Can we hardcode the “Test1” part, or does that change within one table as well?
Also, is it guaranteed to be one missing value, or can there be overlap? Not that important, but the aggregator method depends on that.
The right node combination is a Joiner and then either a Column Aggregator or a Column Merger. But since you have many columns to pair, we’ll need to loop over them somehow. Gonna figure something out later.
Hi @RoyBatty296 , here’s a different approach where I process them vertically with concatenation instead of horizontally with join. I then do a groupby RowID and choose the maximum value for each of the other columns.
It does not need any loop to process any number of columns.

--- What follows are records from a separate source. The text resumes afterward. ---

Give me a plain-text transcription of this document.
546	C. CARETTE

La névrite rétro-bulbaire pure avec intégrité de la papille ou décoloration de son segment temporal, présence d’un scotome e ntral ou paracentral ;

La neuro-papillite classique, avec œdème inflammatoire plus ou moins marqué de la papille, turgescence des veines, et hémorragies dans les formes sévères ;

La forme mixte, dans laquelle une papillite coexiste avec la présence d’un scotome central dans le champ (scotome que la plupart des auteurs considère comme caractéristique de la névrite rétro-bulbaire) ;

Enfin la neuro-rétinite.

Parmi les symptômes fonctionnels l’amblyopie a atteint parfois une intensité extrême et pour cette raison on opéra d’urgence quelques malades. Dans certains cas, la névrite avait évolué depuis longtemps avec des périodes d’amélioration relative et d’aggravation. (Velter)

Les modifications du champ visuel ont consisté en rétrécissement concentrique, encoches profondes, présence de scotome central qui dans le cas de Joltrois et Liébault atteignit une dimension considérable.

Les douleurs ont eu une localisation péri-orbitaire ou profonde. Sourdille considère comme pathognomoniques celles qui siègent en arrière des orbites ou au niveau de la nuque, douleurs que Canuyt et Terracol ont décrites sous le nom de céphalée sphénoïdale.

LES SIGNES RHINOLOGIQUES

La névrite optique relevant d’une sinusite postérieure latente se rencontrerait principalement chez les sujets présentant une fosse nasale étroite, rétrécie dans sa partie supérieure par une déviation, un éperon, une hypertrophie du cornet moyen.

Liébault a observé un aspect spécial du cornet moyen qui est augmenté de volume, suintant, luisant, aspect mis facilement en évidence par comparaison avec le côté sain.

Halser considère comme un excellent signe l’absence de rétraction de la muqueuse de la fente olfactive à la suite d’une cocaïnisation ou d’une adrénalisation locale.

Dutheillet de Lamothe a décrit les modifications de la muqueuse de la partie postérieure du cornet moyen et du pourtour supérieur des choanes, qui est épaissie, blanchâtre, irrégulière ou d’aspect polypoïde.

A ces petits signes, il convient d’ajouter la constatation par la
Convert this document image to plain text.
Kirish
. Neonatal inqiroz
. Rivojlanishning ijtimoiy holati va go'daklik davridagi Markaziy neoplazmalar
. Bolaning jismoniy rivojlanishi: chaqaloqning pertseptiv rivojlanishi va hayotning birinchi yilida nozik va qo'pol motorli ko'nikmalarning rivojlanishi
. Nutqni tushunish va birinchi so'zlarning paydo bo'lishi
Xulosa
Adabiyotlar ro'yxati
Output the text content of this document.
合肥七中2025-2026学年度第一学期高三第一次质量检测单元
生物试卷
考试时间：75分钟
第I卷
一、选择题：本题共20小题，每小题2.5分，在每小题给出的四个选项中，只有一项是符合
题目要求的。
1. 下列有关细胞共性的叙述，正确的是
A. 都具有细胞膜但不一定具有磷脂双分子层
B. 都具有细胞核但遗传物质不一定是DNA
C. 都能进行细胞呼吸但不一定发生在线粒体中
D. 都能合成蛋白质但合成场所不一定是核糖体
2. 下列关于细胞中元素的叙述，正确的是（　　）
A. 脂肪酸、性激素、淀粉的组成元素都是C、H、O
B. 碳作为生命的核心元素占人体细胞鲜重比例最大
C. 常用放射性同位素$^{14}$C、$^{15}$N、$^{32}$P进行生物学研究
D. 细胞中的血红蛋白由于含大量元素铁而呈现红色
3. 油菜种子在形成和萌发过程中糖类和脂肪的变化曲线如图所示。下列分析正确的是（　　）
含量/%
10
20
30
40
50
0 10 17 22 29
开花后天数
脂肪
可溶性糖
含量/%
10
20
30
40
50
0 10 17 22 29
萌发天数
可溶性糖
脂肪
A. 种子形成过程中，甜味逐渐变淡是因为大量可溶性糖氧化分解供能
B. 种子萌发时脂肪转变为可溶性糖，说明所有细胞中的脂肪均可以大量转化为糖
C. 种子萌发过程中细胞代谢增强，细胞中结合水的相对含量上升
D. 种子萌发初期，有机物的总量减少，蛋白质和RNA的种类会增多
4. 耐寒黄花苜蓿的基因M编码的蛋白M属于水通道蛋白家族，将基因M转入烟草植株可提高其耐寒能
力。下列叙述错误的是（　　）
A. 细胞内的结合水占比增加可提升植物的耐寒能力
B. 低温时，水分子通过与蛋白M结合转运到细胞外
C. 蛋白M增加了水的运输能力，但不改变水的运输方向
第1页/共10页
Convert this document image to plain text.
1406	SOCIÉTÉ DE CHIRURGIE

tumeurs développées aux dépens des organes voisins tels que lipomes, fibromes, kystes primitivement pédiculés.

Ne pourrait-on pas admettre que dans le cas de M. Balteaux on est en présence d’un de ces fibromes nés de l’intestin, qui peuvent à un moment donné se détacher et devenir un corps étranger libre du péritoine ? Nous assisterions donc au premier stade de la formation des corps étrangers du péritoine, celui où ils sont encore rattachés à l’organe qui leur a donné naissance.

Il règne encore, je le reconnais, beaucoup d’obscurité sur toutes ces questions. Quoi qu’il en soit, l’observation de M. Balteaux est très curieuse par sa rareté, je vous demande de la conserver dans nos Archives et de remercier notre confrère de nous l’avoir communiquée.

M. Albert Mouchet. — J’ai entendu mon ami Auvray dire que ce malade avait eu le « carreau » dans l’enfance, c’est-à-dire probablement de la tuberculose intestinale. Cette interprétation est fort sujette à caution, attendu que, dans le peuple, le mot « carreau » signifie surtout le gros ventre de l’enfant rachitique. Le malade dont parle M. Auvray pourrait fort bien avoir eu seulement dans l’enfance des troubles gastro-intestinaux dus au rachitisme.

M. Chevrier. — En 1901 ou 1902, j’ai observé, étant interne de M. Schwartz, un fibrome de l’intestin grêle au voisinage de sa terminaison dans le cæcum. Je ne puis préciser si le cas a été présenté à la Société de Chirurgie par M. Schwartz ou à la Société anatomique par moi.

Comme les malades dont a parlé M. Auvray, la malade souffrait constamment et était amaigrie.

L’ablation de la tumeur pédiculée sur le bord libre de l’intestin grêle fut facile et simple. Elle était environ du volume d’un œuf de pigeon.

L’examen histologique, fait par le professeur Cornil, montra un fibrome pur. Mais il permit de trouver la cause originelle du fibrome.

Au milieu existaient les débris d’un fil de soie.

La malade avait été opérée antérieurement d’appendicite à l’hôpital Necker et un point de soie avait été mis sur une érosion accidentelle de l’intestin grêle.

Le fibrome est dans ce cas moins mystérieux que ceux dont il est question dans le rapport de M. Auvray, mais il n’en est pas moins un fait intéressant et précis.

And to expand your use case, I created a third dataframe and added new columns to the first dataframe
EDIT:
Note: The reason why I chose to use Concatenation is because of the fact that the columns are the same name - that’s the basic rule of the project and that’s how the columns are identified.
I could not agree more with @Thyme 's comment, and it also helps the community that the solution was found.
Regarding the Joiner solution, it’s limited to two dataframes only, though to be fair, it is what the use case of the request. The concatenation solution does not care how many dataframes you have, since it’s vertical. You can have as many dataframes as you want. You just need to add more input ports to the Concenate node and link the dataframes, and that’s it.
For the joiner node, you would need to add additional layers of joins, and even if you get to join all the tables, you will get additional columns of (#2), (#3), etc… to deal with manually.
EDIT: @Thyme , it’s probably best to use the Column Merger in case of Joiner instead of the Column Aggregator, as the Column Merger’s purpose is to actually do what we’re trying to do. Here’s the node’s description:
“Merges two columns into one by choosing the cell that is non-missing”
@bruno29a Yes, but the Column Aggregator is easier to configure for this scenario. Not sure if it’s slower than the Merger, but with Loops that doesn’t really matter anyway.